The California Redevelopment Association, the League of California Cities and two San Francisco Bay area cities are asking the California Supreme Court to block the change from taking effect until their case can be heard.
The Legislature approved two budget bills in June that would eliminate the state's 400 redevelopment agencies by Oct. 1. It allowed local governments to launch new agencies if they agreed to pay a share of property taxes to local governments and schools, replacing money the state pays.
Cities and agencies called that a "ransom demand." They say the move runs counter to Proposition 22, the constitutional amendment approved in November 2010 by 61 percent of voters that was supposed to halt state raids on local funding.
"The governor and Legislature have blatantly ignored the voters and violated the state constitution," Chris McKenzie, executive director of the League of California Cities, said in a prepared statement.
Neither of the two cities that sued — San Jose and Union City — expects to be able to make the payment, and they would be forced to halt projects worth tens or hundreds of millions of dollars, the cities said in the lawsuit.
The plaintiffs asked the court to rule by Aug. 15 on whether to halt enforcement of the redevelopment changes.
A spokesman for Brown's administration said the state is confident the redevelopment bills are legally sound.
"Redevelopment agencies were created by an act of the Legislature in 1945, and they can similarly be dissolved by an act of the Legislature," said Finance Department spokesman H.D. Palmer.
Agencies say the change will interfere with one of the few remaining tools local governments can use to finance construction projects and the jobs they generate.
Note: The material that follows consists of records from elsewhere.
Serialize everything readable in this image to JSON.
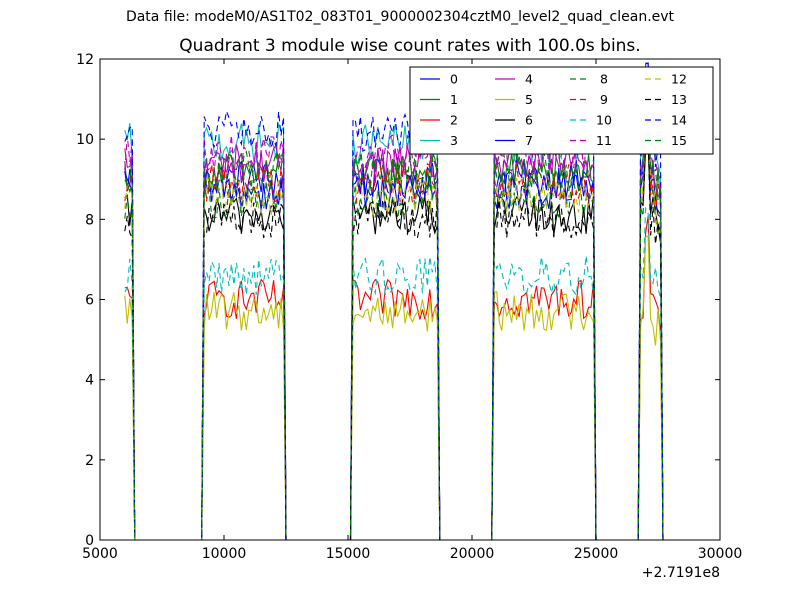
{
  "figure": {
    "suptitle": "Data file: modeM0/AS1T02_083T01_9000002304cztM0_level2_quad_clean.evt"
  },
  "chart_data": {
    "type": "line",
    "title": "Quadrant 3 module wise count rates with 100.0s bins.",
    "xlabel": "",
    "ylabel": "",
    "x_offset_label": "+2.7191e8",
    "xlim": [
      5000,
      30000
    ],
    "ylim": [
      0,
      12
    ],
    "xticks": [
      5000,
      10000,
      15000,
      20000,
      25000,
      30000
    ],
    "yticks": [
      0,
      2,
      4,
      6,
      8,
      10,
      12
    ],
    "grid": false,
    "legend_position": "top-right",
    "legend_columns": 4,
    "on_segments": [
      [
        6000,
        6300
      ],
      [
        9200,
        12400
      ],
      [
        15200,
        18600
      ],
      [
        20900,
        24900
      ],
      [
        26800,
        27600
      ]
    ],
    "series": [
      {
        "name": "0",
        "color": "#0000ff",
        "style": "solid",
        "level": 9.0
      },
      {
        "name": "1",
        "color": "#008000",
        "style": "solid",
        "level": 9.2
      },
      {
        "name": "2",
        "color": "#ff0000",
        "style": "solid",
        "level": 6.0
      },
      {
        "name": "3",
        "color": "#00bfbf",
        "style": "solid",
        "level": 9.9
      },
      {
        "name": "4",
        "color": "#bf00bf",
        "style": "solid",
        "level": 9.4
      },
      {
        "name": "5",
        "color": "#bfbf00",
        "style": "solid",
        "level": 5.7
      },
      {
        "name": "6",
        "color": "#000000",
        "style": "solid",
        "level": 8.1
      },
      {
        "name": "7",
        "color": "#0000ff",
        "style": "solid",
        "level": 8.7
      },
      {
        "name": "8",
        "color": "#008000",
        "style": "dashed",
        "level": 8.5
      },
      {
        "name": "9",
        "color": "#ff0000",
        "style": "dashed",
        "level": 8.9
      },
      {
        "name": "10",
        "color": "#00bfbf",
        "style": "dashed",
        "level": 6.6
      },
      {
        "name": "11",
        "color": "#bf00bf",
        "style": "dashed",
        "level": 9.6
      },
      {
        "name": "12",
        "color": "#bfbf00",
        "style": "dashed",
        "level": 8.6
      },
      {
        "name": "13",
        "color": "#000000",
        "style": "dashed",
        "level": 8.0
      },
      {
        "name": "14",
        "color": "#0000ff",
        "style": "dashed",
        "level": 10.2
      },
      {
        "name": "15",
        "color": "#008000",
        "style": "dashed",
        "level": 9.2
      }
    ]
  }
}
They also said many cities and counties will not be able to pay the money to keep operating under the new system.
The change would require each redevelopment agency to pay a share of the $1.7 billion in the first year to keep operating, and a proportional slice of $400 million a year thereafter.
Many of the agencies can't make the payment, and others say it will make it much harder for them to do their job, said John Shirey. Executive director of the California Redevelopment Association.
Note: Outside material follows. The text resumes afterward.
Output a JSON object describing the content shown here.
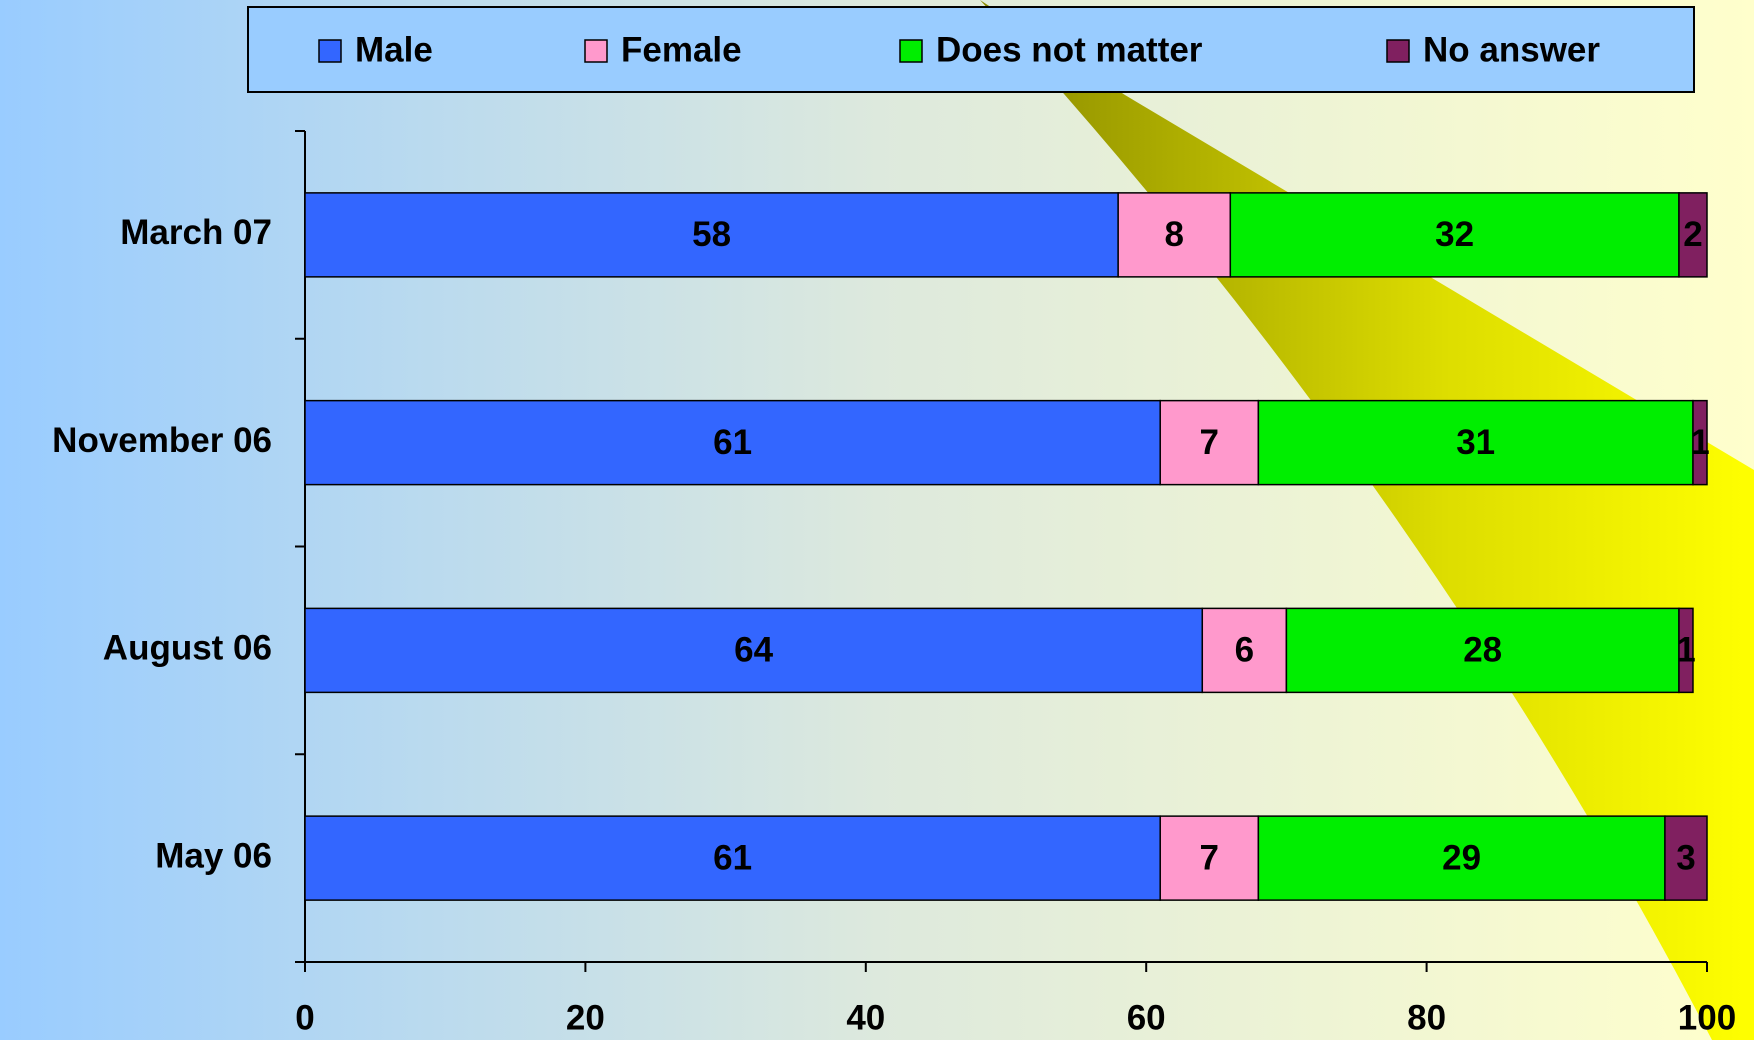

"This legislation is a job-killer and an opportunity killer for many local communities in need," Shirey said.
Brown had been pushing since January to eliminate the agencies as part of his budget proposal, saying scarce funds should be spent on core government services.
The agencies were created 60 years ago as a tool to fight post-war urban blight. Since then they have taken on roles in financing affordable housing and other development projects. They've been used to finance convention centers, retail complexes and entertainment districts, with tax proceeds from the work reinvested, sometimes to support private developments.
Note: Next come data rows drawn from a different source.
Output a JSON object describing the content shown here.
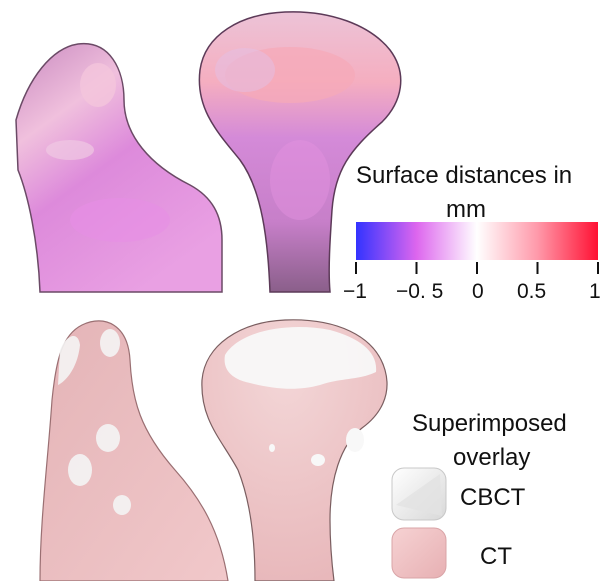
{
  "colorbar": {
    "title_line1": "Surface distances in",
    "title_line2": "mm",
    "ticks": [
      "−1",
      "−0. 5",
      "0",
      "0.5",
      "1"
    ],
    "min": -1,
    "max": 1,
    "colors": {
      "negative": "#3333ff",
      "mid_negative": "#dd66ee",
      "zero": "#ffffff",
      "positive": "#ff1133"
    }
  },
  "overlay_legend": {
    "title_line1": "Superimposed",
    "title_line2": "overlay",
    "items": [
      {
        "label": "CBCT",
        "color": "#f2f2f2"
      },
      {
        "label": "CT",
        "color": "#f2c4c6"
      }
    ]
  },
  "panels": [
    {
      "name": "heatmap-left-bone",
      "colors": [
        "#d47ac9",
        "#f3b6d8",
        "#e68ae0"
      ]
    },
    {
      "name": "heatmap-right-bone",
      "colors": [
        "#e5a0c8",
        "#f6b3bf",
        "#cc78d2"
      ]
    },
    {
      "name": "overlay-left-bone",
      "colors": [
        "#efc3c5",
        "#f4f4f4"
      ]
    },
    {
      "name": "overlay-right-bone",
      "colors": [
        "#efc3c5",
        "#f8f8f8"
      ]
    }
  ]
}
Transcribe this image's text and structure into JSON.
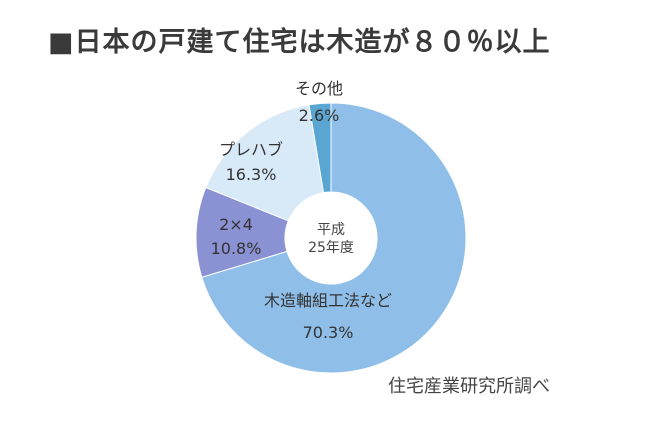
{
  "title": "■日本の戸建て住宅は木造が８０％以上",
  "source": "住宅産業研究所調べ",
  "chart_data": {
    "type": "pie",
    "subtype": "donut",
    "title": "■日本の戸建て住宅は木造が８０％以上",
    "center_label": [
      "平成",
      "25年度"
    ],
    "slices": [
      {
        "name": "木造軸組工法など",
        "value": 70.3,
        "label": "70.3%",
        "color": "#8fbfe8"
      },
      {
        "name": "2×4",
        "value": 10.8,
        "label": "10.8%",
        "color": "#8a92d4"
      },
      {
        "name": "プレハブ",
        "value": 16.3,
        "label": "16.3%",
        "color": "#d8e9f8"
      },
      {
        "name": "その他",
        "value": 2.6,
        "label": "2.6%",
        "color": "#5aa6d2"
      }
    ],
    "source": "住宅産業研究所調べ"
  }
}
Critics and audits have pointed to questionable projects — sometimes in areas that show little sign of "blight" — and inflated local government salaries, accusing some agencies of acting as development slush funds.
But some legislators were leery of Brown's plan. It gained traction in June as part of a Democrat-backed two-bill package, with ABx1-26 eliminating the agencies and ABx-27 allowing their recreation — if they pay.
"The Legislature's actions are legal and balance redevelopment with other public priorities including education," Senate president Pro Tem Darrell Steinberg, a Sacramento Democrat, said Monday. "Redevelopment agencies keep 93 percent of their money going forward. This is not the agencies' money, nor the state's — it is the taxpayers'."
Lawmakers chose to reform redevelopment rather than eliminate it, said Assemblyman Bob Blumenfield, the Sherman Oaks Democrat who is chairman of the Assembly Budget Committee, which developed the bills.
"We acted in consultation with our attorneys who concluded that these reforms are constitutional," he said. "Because of these reforms, redevelopment still exists."